Optical Z-sections (Z-series) collected using TPEFM were first converted to multipage TIFF (tagged image file format) files using Mview image analysis programme (Sutter Instruments). Multi-page TIFFs were then converted to Image Cytometry Standard file formats (.ics) using NIS Elements (Nikon). Image files in .ics formats from CLSM and TPEFM were analysed using NIS Elements and Imaris (Bitplane, Zurich, Switzerland) data analysis and visualization software. Two-dimensional images were exported and saved in TIFF format and assembled into a figure panel using PowerPoint (Microsoft). 3D volume renderings created in NIS Elements and Imaris were exported as .AVI files for Supplementary Movies.

3D polygonal mesh surface renderings were created from the confocal and two-photon data sets using Imaris. Briefly, Imaris allows segmentation of the data sets and use of algorithms, like Marching Cubes, to extract a polygonal mesh of an isosurface from voxels of the 3D data set.
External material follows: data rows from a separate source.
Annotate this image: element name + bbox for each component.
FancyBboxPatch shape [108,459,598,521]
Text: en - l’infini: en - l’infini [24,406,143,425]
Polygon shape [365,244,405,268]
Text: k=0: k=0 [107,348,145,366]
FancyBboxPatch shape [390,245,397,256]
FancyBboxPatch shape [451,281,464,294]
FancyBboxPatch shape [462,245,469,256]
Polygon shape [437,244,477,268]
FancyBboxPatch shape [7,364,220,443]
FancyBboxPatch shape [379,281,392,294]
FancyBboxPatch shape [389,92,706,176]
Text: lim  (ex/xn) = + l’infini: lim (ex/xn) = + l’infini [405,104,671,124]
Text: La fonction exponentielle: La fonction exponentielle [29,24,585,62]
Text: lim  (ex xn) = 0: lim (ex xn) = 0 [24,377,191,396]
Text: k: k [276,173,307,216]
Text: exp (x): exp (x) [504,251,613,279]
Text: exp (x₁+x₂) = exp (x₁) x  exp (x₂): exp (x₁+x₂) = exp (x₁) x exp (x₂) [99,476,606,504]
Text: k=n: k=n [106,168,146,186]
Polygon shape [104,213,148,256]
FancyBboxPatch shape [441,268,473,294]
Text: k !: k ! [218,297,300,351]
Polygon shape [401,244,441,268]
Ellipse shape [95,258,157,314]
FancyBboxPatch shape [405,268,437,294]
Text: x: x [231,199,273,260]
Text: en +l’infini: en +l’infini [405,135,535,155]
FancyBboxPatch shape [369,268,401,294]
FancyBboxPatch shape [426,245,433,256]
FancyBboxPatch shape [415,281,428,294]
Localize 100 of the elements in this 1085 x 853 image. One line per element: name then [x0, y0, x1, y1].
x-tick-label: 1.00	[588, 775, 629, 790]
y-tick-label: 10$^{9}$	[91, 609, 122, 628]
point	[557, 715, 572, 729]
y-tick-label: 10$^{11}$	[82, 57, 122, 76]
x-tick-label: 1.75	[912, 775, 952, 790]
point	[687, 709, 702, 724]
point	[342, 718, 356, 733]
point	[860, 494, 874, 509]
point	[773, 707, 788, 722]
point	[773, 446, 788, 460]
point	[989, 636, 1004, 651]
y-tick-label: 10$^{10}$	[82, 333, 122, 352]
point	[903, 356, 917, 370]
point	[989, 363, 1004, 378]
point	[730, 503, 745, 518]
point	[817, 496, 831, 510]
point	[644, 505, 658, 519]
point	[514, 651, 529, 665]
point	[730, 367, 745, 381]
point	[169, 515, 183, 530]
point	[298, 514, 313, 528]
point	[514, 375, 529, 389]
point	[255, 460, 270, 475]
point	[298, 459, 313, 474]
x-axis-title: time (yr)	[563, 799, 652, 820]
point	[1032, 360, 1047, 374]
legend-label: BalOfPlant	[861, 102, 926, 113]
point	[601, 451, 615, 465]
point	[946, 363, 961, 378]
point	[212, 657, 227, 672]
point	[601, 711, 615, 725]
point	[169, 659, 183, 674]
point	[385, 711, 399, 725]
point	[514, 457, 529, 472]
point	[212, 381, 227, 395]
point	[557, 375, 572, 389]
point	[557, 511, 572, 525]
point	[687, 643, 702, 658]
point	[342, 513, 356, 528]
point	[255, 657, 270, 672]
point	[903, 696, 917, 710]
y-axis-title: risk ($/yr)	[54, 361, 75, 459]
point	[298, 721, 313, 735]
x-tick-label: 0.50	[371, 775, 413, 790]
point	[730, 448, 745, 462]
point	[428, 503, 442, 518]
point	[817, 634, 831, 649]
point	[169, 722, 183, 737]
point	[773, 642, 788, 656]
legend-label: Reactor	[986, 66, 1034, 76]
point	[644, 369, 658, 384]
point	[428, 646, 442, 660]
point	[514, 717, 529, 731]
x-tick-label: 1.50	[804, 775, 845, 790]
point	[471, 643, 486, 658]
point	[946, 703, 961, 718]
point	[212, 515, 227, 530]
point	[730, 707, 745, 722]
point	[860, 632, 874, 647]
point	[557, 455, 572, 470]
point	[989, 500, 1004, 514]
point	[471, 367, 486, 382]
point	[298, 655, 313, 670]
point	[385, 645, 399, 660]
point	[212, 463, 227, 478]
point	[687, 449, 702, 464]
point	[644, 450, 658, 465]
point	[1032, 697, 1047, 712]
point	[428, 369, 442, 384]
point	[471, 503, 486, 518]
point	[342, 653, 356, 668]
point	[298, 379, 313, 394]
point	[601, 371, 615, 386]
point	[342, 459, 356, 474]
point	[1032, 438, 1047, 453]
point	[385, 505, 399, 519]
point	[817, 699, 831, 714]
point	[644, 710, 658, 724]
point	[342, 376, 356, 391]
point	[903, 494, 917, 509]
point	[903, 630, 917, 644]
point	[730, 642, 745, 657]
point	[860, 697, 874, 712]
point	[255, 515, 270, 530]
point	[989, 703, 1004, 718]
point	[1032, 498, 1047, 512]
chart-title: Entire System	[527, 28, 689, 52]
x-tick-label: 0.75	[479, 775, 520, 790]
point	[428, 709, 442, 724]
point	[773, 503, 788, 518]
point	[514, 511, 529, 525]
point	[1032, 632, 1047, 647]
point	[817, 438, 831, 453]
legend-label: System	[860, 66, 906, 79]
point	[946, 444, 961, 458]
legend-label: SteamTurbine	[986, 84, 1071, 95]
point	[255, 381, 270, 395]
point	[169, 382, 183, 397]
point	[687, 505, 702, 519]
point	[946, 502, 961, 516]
Adobe Photoshop CS5 was only used for creating Supplementary Fig. 2. For that figure, images were inverted using the ‘invert’ function in Photoshop and grayscale gradient mapping was assigned to the images using the ‘gradient map’ function. Brightness, contrast and gamma were then adjusted for the images and the figure panel was assembled using Microsoft PowerPoint.

Certain equipment, instruments or materials are identified in this paper in order to adequately specify the experimental details. Such identification does not imply recommendation by the National Institute of Standards and Technology (NIST) nor does it imply the materials are necessarily the best available for the purpose.